Chair: Duncan Williams (University of York, UK)
Owen Brimijoin, Facebook Reality Labs, USA
Angela McArthur, Queen Mary University, London, UK
Annika Neidhardt, TU Ilmenau, Germany
Tapio Lokki, Aalto University, Helsinki, Finland
Ishwarya Ananthabhotla, MIT, Cambridge, Massachusetts, USA
Immersive audio technologies are continuously evolving through the development of improved spatial audio systems with interactive capabilities and more plausible virtual acoustic rendering. However, there are still many perceptual barriers to immersive spatial audio experiences that are indistinguishable from reality. Perceived differences in real vs. synthetic soundfields, problems with binaural rendering for individuals, perceptual issues in cross-modal presentations, and the overall timbral quality of the rendered audio are just some of the many challenges that must still be fully overcome. Alongside this are the challenges in data compression and computational bandwidth that are ever present in immersive systems. Can sensor technologies such as motion tracking, biometric feedback, and visual data be used to improve the perception of spatial audio rendering or create more immersive experiences? Can auditory attention be used to create more efficient spatial audio algorithms? What are the perceptual limitations of combined audio-visual presentations? How do we begin to evaluate new immersive technologies that exploit auditory attention and interaction?
Chair: Chris Pike (BBC, Salford, UK)
Agnieszka Roginska, New York University, New York, USA
Marcos Felipe Simón Gálvez, Audio Scenic/ University of Southampton, UK
Yesenia Lacouture Parodi, HUAWEI Technologies Duesseldorf GmbH - Munich, Germany
Guillaume Le Nost, L-Acoustics, London, UK
Simon Ashby, AudioKinetic, Canada
Next generation intelligent and interactive consumer based spatial audio reproduction technologies will accommodate the creation of engaging and immersive media content that has until now predominantly been routed in gaming and virtual reality experiences. But how will sensors and intelligent audio systems help us achieve highly personalised yet inclusive immersive experiences for a wide variety of applications? What is the future for immersive audio in broadcast, cinema, live sound, automotive, music and mobile communications as well as augmented and mixed reality experiences that go beyond just entertainment value into the realm of education and telecommunication. This panel of experts, who work in different application areas of spatial audio will discuss their perspectives on the future of immersive experiences, the opportunities arising from new technological developments in the field as well as the technical barriers yet to be overcome.
Chair: Gavin Kearney (University of York, UK)
Mirek Stiles, Abbey Road Studios, UK
Lorenzo Picinali, Imperial College London, UK
Anastasia Devana, Magic Leap, USA
Stephen Barton, Afterlight Inc. / Respawn Entertainment, Philadelphia, USA
Muki Kulhan, Muki-International, London, UK
With different parts of the immersive audio production chain being developed by various third parties, there is a danger of confusing the creator and perhaps scaring off talent before we even get off the ground.

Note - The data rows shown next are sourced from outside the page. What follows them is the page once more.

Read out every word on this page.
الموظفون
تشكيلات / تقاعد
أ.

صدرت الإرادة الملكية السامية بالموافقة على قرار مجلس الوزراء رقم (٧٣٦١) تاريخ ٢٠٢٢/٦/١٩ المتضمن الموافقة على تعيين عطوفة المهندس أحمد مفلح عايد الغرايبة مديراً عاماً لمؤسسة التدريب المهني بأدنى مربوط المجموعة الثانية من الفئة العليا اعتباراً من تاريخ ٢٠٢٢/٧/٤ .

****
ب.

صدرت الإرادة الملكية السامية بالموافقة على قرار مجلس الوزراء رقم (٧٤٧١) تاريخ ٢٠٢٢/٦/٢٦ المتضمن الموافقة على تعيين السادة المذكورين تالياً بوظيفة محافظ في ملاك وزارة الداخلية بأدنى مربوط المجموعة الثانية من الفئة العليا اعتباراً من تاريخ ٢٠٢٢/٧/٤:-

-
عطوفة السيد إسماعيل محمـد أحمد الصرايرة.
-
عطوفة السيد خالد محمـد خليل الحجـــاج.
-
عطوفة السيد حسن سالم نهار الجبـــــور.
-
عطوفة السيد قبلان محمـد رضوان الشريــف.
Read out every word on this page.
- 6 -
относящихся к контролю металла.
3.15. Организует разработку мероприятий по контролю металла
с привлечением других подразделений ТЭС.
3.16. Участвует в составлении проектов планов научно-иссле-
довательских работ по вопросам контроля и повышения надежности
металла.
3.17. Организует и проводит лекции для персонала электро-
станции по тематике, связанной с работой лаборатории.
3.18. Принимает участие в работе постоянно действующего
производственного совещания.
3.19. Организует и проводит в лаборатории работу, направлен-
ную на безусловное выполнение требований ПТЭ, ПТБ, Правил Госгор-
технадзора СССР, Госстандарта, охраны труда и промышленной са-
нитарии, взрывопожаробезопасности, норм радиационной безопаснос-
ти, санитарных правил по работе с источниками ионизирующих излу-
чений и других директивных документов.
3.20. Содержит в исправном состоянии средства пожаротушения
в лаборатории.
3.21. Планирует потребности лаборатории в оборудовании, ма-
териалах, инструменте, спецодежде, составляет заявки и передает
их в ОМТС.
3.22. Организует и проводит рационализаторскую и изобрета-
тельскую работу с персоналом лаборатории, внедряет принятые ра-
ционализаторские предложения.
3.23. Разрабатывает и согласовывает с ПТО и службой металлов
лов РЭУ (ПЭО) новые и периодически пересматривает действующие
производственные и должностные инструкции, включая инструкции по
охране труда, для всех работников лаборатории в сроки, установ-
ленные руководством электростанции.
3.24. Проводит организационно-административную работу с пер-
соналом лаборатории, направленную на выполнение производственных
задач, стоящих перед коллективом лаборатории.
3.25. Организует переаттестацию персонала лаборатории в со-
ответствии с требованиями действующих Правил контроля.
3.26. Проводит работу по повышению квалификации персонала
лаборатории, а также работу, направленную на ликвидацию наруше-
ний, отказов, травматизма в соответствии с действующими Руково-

Some consistency between user manuals and videos across the various options still feels a little off in some regards. The current status quo doesn’t seem good enough. Can we do better? What are the barriers and how can they be broken down? What are the strengths and weaknesses of existing tools? Can we achieve better clarity in the different formats that are available, and should we move towards standardisation?